IL MEDICO DI CAMPAGNA

di Thomas Lilti, con François Cluzet, Marianne Denicourt, Anthony Bajon

Nostalgie, ognuno ha la sua. “Rogue One: A Star Wars Story” riporta il calendario al 1977. Con successo, a giudicare dagli incassi. “Il medico di campagna” riporta il calendario al “cinéma de papa” disprezzato dalla Nouvelle Vague. Il successo sarà meno clamoroso: quanti avranno voglia, sotto Natale, di stare due ore con un medico ammalato, la dottoressa che lo rimpiazza, le visite a domicilio nella Francia contadina? Andando più indietro, il modello sono i medici scrittori Michail Bulgakov, Anton Cechov, William Carlos Williams: andar di casa in casa, di malanno in malanno, genera storie (lo hanno capito anche i fratelli Dardenne, in “La ragazza senza nome”: dottoressa musona, malanni con risvolto sociale, una disgraziata che suona fuori orario all’ambulatorio e la porta resta sprangata).
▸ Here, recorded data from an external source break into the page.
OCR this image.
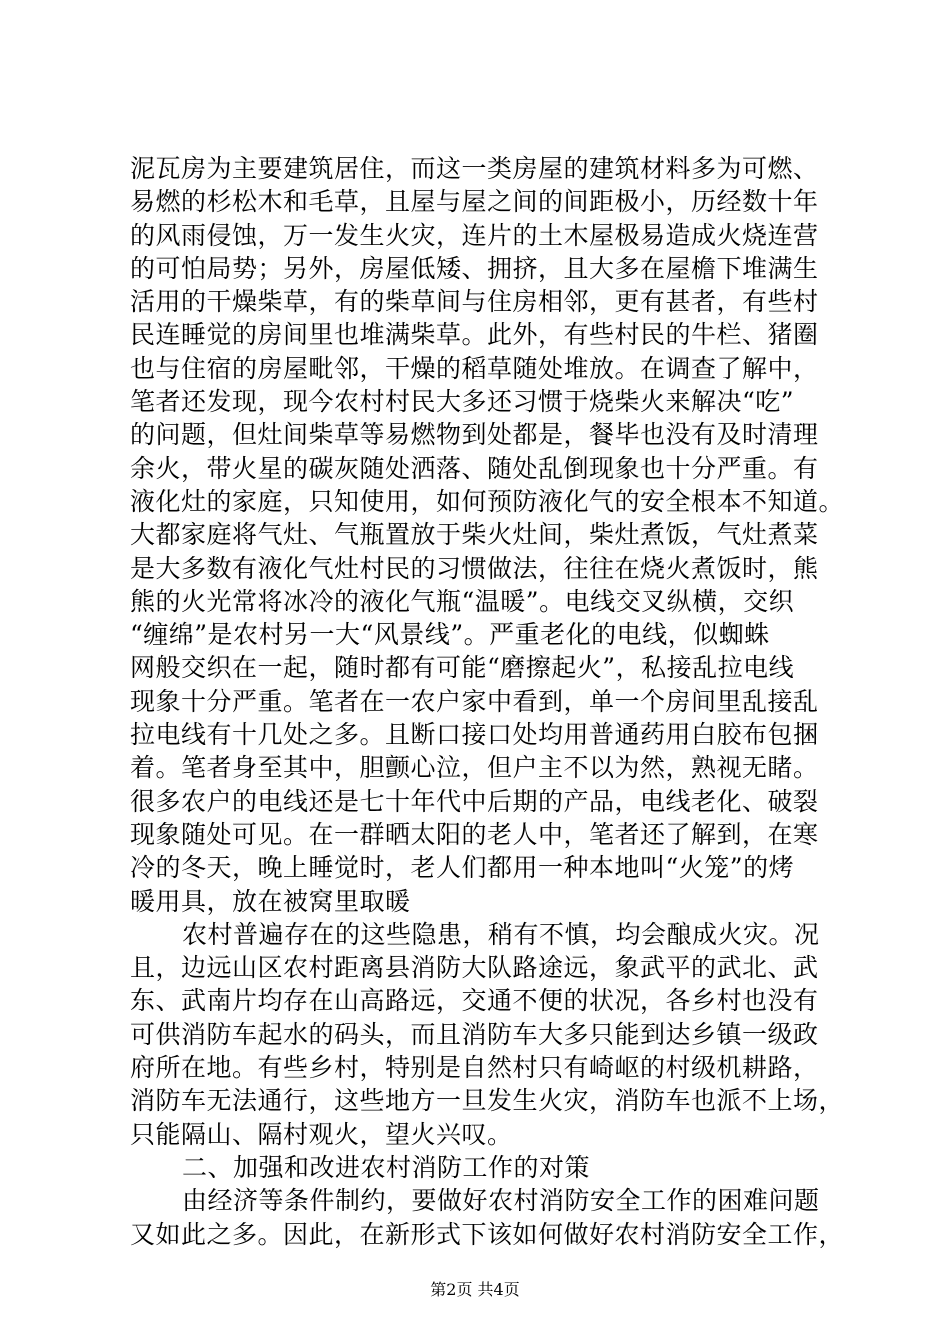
泥瓦房为主要建筑居住，而这一类房屋的建筑材料多为可燃、
易燃的杉松木和毛草，且屋与屋之间的间距极小，历经数十年
的风雨侵蚀，万一发生火灾，连片的土木屋极易造成火烧连营
的可怕局势；另外，房屋低矮、拥挤，且大多在屋檐下堆满生
活用的干燥柴草，有的柴草间与住房相邻，更有甚者，有些村
民连睡觉的房间里也堆满柴草。此外，有些村民的牛栏、猪圈
也与住宿的房屋毗邻，干燥的稻草随处堆放。在调查了解中，
笔者还发现，现今农村村民大多还习惯于烧柴火来解决“吃”
的问题，但灶间柴草等易燃物到处都是，餐毕也没有及时清理
余火，带火星的碳灰随处洒落、随处乱倒现象也十分严重。有
液化灶的家庭，只知使用，如何预防液化气的安全根本不知道。
大都家庭将气灶、气瓶置放于柴火灶间，柴灶煮饭，气灶煮菜
是大多数有液化气灶村民的习惯做法，往往在烧火煮饭时，熊
熊的火光常将冰冷的液化气瓶“温暖”。电线交叉纵横，交织
“缠绵”是农村另一大“风景线”。严重老化的电线，似蜘蛛
网般交织在一起，随时都有可能“磨擦起火”，私接乱拉电线
现象十分严重。笔者在一农户家中看到，单一个房间里乱接乱
拉电线有十几处之多。且断口接口处均用普通药用白胶布包捆
着。笔者身至其中，胆颤心泣，但户主不以为然，熟视无睹。
很多农户的电线还是七十年代中后期的产品，电线老化、破裂
现象随处可见。在一群晒太阳的老人中，笔者还了解到，在寒
冷的冬天，晚上睡觉时，老人们都用一种本地叫“火笼”的烤
暖用具，放在被窝里取暖
农村普遍存在的这些隐患，稍有不慎，均会酿成火灾。况
且，边远山区农村距离县消防大队路途远，象武平的武北、武
东、武南片均存在山高路远，交通不便的状况，各乡村也没有
可供消防车起水的码头，而且消防车大多只能到达乡镇一级政
府所在地。有些乡村，特别是自然村只有崎岖的村级机耕路，
消防车无法通行，这些地方一旦发生火灾，消防车也派不上场，
只能隔山、隔村观火，望火兴叹。
二、加强和改进农村消防工作的对策
由经济等条件制约，要做好农村消防安全工作的困难问题
又如此之多。因此，在新形式下该如何做好农村消防安全工作，
第2页 共4页
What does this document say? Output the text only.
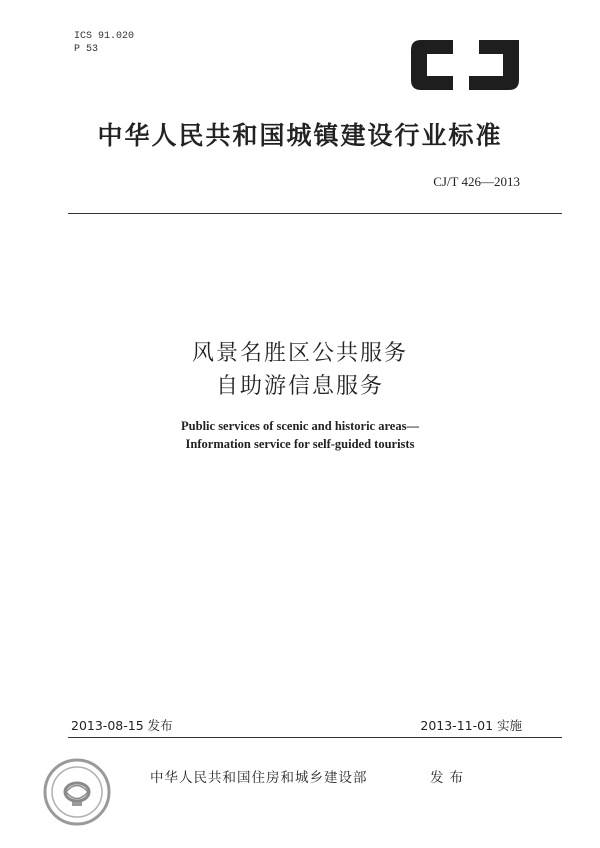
ICS 91.020
P 53
中华人民共和国城镇建设行业标准
CJ/T 426—2013
风景名胜区公共服务
自助游信息服务
Public services of scenic and historic areas—
Information service for self-guided tourists
2013-08-15 发布	2013-11-01 实施
中华人民共和国住房和城乡建设部	发布
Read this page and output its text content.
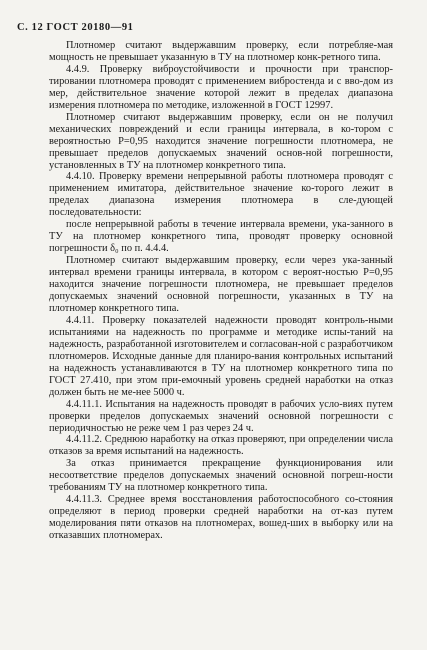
С. 12 ГОСТ 20180—91

Плотномер считают выдержавшим проверку, если потребляе-мая мощность не превышает указанную в ТУ на плотномер конк-ретного типа.

4.4.9. Проверку виброустойчивости и прочности при транспор-тировании плотномера проводят с применением вибростенда и с вво-дом из мер, действительное значение которой лежит в пределах диапазона измерения плотномера по методике, изложенной в ГОСТ 12997.

Плотномер считают выдержавшим проверку, если он не получил механических повреждений и если границы интервала, в ко-тором с вероятностью P=0,95 находится значение погрешности плотномера, не превышает пределов допускаемых значений основ-ной погрешности, установленных в ТУ на плотномер конкретного типа.

4.4.10. Проверку времени непрерывной работы плотномера проводят с применением имитатора, действительное значение ко-торого лежит в пределах диапазона измерения плотномера в сле-дующей последовательности:

после непрерывной работы в течение интервала времени, ука-занного в ТУ на плотномер конкретного типа, проводят проверку основной погрешности δ₀ по п. 4.4.4.

Плотномер считают выдержавшим проверку, если через ука-занный интервал времени границы интервала, в котором с вероят-ностью P=0,95 находится значение погрешности плотномера, не превышает пределов допускаемых значений основной погрешности, указанных в ТУ на плотномер конкретного типа.

4.4.11. Проверку показателей надежности проводят контроль-ными испытаниями на надежность по программе и методике испы-таний на надежность, разработанной изготовителем и согласован-ной с разработчиком плотномеров. Исходные данные для планиро-вания контрольных испытаний на надежность устанавливаются в ТУ на плотномер конкретного типа по ГОСТ 27.410, при этом при-емочный уровень средней наработки на отказ должен быть не ме-нее 5000 ч.

4.4.11.1. Испытания на надежность проводят в рабочих усло-виях путем проверки пределов допускаемых значений основной погрешности с периодичностью не реже чем 1 раз через 24 ч.

4.4.11.2. Среднюю наработку на отказ проверяют, при определении числа отказов за время испытаний на надежность.

За отказ принимается прекращение функционирования или несоответствие пределов допускаемых значений основной погреш-ности требованиям ТУ на плотномер конкретного типа.

4.4.11.3. Среднее время восстановления работоспособного со-стояния определяют в период проверки средней наработки на от-каз путем моделирования пяти отказов на плотномерах, вошед-ших в выборку или на отказавших плотномерах.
C’era una dottoressa – di campagna – anche in “Avere 17 anni” di André Téchiné: abbastanza per annotare sulla cartella clinica del cinema italiano “assenza totale di mestieri non architettonici o artistici” (e non è segno di buona salute).

Il dottore di campagna François Cluzet archivia le cartelle a memoria e promette ai pazienti anziani che moriranno a casa. La dottoressa sostituta, ex infermiera con studi di medicina più freschi, pensa che non sempre l’ospedale uccide (concordano però sul fatto che un esame con risultati fuori norma si può trascurare). Il dottore intanto, per via della malattia che vorrebbe tenere segreta, pare un paziente di Oliver Sacks: mangia solo metà del cibo nel piatto – solo un emisfero del cervello gli funziona – e soffre di allucinazioni olfattive. Tra il paziente che prima di farsi auscultare si leva cinque maglie, e la paziente – mamma del dottore – a cui bisogna controllare i contatori, si insinua la nostalgia per il bel mondo pre-globalizzzazione. Dove i poveri si aiutano l’un l’altro e i pazienti vengono ascoltati. “Dio ce lo conservi per sempre”, pensa il dottore scorbutico (e magari, già che c’è, potrebbe impedire alle femmine di laurearsi in medicina). Il regista lavorava come internista, la fissazione resta: “Hippocrate”, il suo film del 2014, aveva per sfondo una corsia d’ospedale.